Canadian Army Advanced Warfare Centre is a veritable training “adventure”

Interior of the Canadian Army Advanced Warfare Centre at 8 Wing Trenton prior to opening. DCC contracted for and managed the construction of this specialized training centre, where CAF members learn skills associated with parachuting, Arctic operations, mountain operations and helicopter operations.

Interior of the Canadian Army Advanced Warfare Centre at 8 Wing Trenton prior to opening. DCC contracted for and managed the construction of this specialized training centre, where CAF members learn skills associated with parachuting, Arctic operations, mountain operations and helicopter operations.

With six-storey climbing walls, mock storm sewers, a mock elevator shaft, a four-storey “building-within-a-building,” and a multitude of rappelling surfaces, the new Canadian Army Advanced Warfare Centre (CAAWC) is a veritable adventure, with a very serious objective.

The $36.5-million training facility at 8 Wing Trenton, inaugurated in July 2015, is 3,000 m2 bigger than the old centre and equips elite soldiers and paratroopers to train for desert, jungle and cold weather operations. It even includes a mock skydiving suspension system.

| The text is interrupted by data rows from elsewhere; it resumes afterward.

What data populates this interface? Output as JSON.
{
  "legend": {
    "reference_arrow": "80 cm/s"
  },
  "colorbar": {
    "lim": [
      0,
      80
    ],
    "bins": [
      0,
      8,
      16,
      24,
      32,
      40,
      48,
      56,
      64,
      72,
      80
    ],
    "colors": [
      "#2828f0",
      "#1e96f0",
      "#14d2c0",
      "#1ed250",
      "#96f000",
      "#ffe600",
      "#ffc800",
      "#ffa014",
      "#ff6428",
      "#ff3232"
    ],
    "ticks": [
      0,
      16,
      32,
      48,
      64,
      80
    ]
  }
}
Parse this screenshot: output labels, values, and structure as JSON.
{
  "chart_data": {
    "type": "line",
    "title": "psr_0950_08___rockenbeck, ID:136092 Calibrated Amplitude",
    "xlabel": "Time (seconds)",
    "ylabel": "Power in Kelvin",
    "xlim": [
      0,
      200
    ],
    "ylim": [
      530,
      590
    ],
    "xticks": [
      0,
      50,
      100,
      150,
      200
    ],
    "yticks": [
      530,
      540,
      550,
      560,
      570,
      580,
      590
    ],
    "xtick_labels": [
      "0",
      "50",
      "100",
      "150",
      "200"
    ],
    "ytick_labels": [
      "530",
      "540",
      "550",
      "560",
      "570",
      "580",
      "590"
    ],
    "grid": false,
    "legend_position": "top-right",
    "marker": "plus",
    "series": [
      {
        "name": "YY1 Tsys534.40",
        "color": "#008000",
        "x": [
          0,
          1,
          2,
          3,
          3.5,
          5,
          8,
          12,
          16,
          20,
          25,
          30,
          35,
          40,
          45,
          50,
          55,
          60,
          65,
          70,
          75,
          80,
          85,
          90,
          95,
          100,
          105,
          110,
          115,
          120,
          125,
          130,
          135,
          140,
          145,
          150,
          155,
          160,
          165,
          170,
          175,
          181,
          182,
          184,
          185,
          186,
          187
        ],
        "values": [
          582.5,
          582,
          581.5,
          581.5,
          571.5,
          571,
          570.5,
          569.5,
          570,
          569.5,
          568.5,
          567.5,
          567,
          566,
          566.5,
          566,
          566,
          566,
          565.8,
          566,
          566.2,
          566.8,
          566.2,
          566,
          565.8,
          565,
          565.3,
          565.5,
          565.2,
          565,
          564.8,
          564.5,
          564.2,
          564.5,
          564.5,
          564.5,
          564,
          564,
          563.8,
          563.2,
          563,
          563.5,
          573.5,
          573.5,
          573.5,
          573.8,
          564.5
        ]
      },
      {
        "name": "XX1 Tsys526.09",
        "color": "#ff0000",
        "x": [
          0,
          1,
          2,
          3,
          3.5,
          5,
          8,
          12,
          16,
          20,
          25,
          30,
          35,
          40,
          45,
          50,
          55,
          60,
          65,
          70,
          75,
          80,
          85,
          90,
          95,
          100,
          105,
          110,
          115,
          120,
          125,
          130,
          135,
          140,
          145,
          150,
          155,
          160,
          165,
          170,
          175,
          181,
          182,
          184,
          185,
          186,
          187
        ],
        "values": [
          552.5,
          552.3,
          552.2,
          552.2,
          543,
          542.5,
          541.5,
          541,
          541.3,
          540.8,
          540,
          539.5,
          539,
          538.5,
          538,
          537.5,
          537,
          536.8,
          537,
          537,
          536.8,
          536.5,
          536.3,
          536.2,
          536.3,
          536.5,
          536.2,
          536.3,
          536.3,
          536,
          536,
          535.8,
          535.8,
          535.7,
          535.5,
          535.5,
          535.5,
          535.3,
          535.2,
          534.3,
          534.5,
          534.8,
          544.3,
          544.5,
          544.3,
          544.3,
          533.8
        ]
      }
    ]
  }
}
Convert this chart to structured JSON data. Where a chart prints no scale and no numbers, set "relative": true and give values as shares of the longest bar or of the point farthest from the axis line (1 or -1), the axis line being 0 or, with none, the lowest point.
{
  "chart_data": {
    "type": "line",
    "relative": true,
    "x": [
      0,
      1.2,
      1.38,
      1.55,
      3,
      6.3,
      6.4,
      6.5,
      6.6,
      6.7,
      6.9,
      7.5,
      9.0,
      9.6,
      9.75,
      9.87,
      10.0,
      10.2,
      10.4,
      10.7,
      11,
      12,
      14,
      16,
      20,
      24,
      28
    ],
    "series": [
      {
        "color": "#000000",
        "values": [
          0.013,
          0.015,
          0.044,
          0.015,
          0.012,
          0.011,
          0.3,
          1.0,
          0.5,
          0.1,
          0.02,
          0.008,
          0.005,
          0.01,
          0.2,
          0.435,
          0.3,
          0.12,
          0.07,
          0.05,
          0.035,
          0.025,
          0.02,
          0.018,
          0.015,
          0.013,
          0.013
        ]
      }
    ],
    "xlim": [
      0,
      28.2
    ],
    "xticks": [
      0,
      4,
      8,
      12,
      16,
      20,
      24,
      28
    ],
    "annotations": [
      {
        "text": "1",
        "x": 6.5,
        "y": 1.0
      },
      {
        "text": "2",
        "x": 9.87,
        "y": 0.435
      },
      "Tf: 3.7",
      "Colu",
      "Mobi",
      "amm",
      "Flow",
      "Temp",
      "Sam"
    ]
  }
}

About 1,000 elite soldiers a year will pass through the building for parachutist-related courses, aerial delivery, mountain operations, rappelling, patrol pathfinder, and all parachute rigger qualifications.

The Canadian Armed Forces Skyhawks parachute team will also train there.

“This new state-of-the-art building, designed with input from members of the Canadian Armed Forces, will help ensure our interoperability in a variety of training and operational settings,” says the centre’s commanding officer Lieutenant-Colonel François Dufault.

Lead DCC construction coordinator for the project, Dan Heslinga, says aside from contributing to the operational effectiveness of the Canadian Armed Forces, the centre was the most fascinating project he’s ever worked on.

“I can’t imagine constructing a building like this, for a client like this, anywhere else in Canada,” says Heslinga.

“The CAAWC project was literally about creating an advanced Army training centre with every configuration you can imagine, to help these elite soldiers train. The better trained our soldiers are, the more capable they are, which can only be good for Canada. It was very rewarding being a part of that outstanding project.”